Court of Appeal decision
The Court of Appeal confirmed the decision of the High Court holding that responsibility of a parent company for the health and safety of its subsidiary’s employees may be imposed where:

(1) the businesses of the parent and subsidiary are in a relevant respect the same;

(2) the parent has, or ought to have, superior knowledge on some relevant aspect of health and safety in the particular industry;

(3) the subsidiary’s system of work is unsafe as the parent company knew, or ought to have known; and

(4) the parent knew or ought to have foreseen that the subsidiary or its employees would rely on its using that superior knowledge for the employees’ protection.

These points reflect the findings of the High Court. However the decision of Arden LJ seems to be broader than the High Court decision. She states that, for the purposes of element (4), it is not necessary to show that the parent is “in the practice of intervening” in the subsidiary’s health and safety policies. Rather, courts will look at the group structure more widely and may find element (4) established “where the evidence shows that the parent has a practice of intervening in the trading operations of the subsidiary, for example production and funding issues”.

Comment
This is one of the first cases in which a parent company was held to owe a direct duty of care to, and be liable for, a subsidiary’s employees. It is not a case of “piercing the corporate veil” and the decision to impose a direct duty of care on the parent company was not based on the parent company’s control of its subsidiary. Rather, it was the assumption of responsibility by the parent company over the relevant affairs of its subsidiary that forms the basis of the court’s judgment.
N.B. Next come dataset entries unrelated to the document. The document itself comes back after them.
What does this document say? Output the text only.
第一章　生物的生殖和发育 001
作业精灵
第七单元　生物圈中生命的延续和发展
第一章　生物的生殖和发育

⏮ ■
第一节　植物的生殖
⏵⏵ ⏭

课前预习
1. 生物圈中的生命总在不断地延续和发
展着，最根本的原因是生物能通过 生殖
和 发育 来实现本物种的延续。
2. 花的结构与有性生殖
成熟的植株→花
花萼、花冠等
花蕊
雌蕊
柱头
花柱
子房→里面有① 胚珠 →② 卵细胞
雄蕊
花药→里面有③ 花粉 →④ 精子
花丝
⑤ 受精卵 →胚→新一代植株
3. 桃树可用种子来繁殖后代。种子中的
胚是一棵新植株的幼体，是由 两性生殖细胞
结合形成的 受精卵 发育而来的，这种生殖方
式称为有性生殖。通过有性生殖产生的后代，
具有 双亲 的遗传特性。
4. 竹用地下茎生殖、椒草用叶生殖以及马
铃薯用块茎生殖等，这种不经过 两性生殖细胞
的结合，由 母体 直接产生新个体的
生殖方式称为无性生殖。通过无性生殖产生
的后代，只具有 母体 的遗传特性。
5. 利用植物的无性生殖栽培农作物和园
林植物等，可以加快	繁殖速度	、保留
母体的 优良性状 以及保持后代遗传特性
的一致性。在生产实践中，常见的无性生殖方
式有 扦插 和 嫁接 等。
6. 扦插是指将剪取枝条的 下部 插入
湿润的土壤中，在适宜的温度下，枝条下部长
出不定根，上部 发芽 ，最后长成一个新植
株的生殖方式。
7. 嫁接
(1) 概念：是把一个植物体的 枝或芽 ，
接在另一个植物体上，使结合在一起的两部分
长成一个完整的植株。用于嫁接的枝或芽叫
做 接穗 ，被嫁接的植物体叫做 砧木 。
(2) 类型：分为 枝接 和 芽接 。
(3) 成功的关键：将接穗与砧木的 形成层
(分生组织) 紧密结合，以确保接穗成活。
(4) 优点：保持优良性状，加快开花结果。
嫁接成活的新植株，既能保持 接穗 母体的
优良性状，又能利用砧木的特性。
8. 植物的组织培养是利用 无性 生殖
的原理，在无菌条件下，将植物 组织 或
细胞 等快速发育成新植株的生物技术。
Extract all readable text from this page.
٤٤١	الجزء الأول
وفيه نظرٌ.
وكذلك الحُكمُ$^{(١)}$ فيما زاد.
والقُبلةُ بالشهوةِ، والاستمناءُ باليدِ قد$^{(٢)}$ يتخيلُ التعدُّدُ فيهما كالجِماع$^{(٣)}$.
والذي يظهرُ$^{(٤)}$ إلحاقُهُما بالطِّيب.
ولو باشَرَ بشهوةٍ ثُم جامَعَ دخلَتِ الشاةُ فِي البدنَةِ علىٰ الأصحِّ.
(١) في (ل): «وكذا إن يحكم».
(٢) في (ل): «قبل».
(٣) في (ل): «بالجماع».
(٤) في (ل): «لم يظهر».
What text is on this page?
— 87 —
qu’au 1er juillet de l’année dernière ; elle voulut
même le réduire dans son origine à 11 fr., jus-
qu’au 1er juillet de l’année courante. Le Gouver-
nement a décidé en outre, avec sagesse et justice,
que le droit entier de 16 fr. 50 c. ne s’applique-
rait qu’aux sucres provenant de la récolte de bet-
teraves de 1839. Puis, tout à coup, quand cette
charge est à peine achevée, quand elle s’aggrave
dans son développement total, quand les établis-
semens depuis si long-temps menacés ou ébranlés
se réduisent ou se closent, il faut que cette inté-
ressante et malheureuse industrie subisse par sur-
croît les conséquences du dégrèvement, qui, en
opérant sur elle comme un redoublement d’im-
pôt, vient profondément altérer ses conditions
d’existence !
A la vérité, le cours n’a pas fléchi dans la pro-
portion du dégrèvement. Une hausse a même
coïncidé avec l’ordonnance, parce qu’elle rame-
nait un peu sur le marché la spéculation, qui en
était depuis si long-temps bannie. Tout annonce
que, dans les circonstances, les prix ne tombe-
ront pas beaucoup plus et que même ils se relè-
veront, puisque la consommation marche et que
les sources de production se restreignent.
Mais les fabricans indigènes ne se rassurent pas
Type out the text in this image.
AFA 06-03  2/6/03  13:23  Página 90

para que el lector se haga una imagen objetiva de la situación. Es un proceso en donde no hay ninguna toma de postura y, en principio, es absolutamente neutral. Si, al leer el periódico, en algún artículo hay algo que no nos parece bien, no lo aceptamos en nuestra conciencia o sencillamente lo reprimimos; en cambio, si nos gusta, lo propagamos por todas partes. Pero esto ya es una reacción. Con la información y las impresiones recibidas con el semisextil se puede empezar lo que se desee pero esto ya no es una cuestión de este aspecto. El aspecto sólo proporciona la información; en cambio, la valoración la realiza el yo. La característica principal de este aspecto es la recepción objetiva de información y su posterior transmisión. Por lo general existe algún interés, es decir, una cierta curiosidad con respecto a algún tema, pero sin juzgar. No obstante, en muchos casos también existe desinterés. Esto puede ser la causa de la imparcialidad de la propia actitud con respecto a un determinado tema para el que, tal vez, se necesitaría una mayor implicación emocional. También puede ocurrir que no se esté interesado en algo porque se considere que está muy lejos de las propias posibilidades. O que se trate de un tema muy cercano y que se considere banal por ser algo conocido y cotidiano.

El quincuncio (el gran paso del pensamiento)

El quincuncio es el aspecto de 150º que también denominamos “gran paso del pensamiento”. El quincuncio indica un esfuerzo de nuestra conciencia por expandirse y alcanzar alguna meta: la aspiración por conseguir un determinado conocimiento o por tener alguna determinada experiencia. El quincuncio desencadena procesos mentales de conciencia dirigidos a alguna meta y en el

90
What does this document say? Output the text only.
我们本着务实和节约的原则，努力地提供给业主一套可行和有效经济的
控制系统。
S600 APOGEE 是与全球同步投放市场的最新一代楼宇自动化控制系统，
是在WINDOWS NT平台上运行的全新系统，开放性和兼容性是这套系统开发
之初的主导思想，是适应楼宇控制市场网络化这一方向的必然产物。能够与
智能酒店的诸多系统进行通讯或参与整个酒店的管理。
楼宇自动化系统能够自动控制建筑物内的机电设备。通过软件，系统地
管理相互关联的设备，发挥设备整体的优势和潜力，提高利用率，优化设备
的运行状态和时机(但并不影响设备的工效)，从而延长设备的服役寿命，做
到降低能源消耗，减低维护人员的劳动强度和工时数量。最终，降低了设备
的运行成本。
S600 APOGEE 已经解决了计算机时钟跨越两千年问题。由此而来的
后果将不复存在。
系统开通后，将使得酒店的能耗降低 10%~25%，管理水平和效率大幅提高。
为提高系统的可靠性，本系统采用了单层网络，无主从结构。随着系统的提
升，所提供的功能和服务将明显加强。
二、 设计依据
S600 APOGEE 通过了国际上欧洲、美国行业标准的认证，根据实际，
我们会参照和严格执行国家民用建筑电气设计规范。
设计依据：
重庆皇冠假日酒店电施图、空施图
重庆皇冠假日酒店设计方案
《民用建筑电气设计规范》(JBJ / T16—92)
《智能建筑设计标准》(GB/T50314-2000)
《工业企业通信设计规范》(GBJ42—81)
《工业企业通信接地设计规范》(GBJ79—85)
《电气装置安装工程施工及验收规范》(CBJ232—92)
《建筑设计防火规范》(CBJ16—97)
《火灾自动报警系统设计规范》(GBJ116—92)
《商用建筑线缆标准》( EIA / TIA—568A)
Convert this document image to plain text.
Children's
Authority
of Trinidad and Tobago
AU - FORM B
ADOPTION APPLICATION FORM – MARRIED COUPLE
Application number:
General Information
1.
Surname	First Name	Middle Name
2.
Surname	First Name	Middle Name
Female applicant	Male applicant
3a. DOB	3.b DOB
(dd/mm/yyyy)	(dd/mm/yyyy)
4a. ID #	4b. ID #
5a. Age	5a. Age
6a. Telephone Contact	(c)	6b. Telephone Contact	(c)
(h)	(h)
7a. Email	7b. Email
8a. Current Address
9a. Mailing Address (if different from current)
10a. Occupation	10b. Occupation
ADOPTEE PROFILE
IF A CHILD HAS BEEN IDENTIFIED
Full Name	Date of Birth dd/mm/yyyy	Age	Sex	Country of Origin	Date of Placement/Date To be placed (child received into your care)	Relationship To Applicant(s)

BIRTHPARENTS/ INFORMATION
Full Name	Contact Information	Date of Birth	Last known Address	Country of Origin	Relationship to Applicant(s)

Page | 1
The case specifically relates to the parent company’s responsibility for health and safety matters of its subsidiary’s employees. However, the way the Court of Appeal phrased its decision in relation to element (4) above suggests that it may have wider implications for parent company liability: To prove this element it will be sufficient to show that the parent company has a practice of intervening in other group-wide matters, matters entirely unrelated to health and safety issues.

The case also establishes that such a liability may be imposed on a parent company a long time after the relevant subsidiary ceased to exist. In the context of corporate transactions, this will have to be taken into account when conducting due diligence on a target group of companies.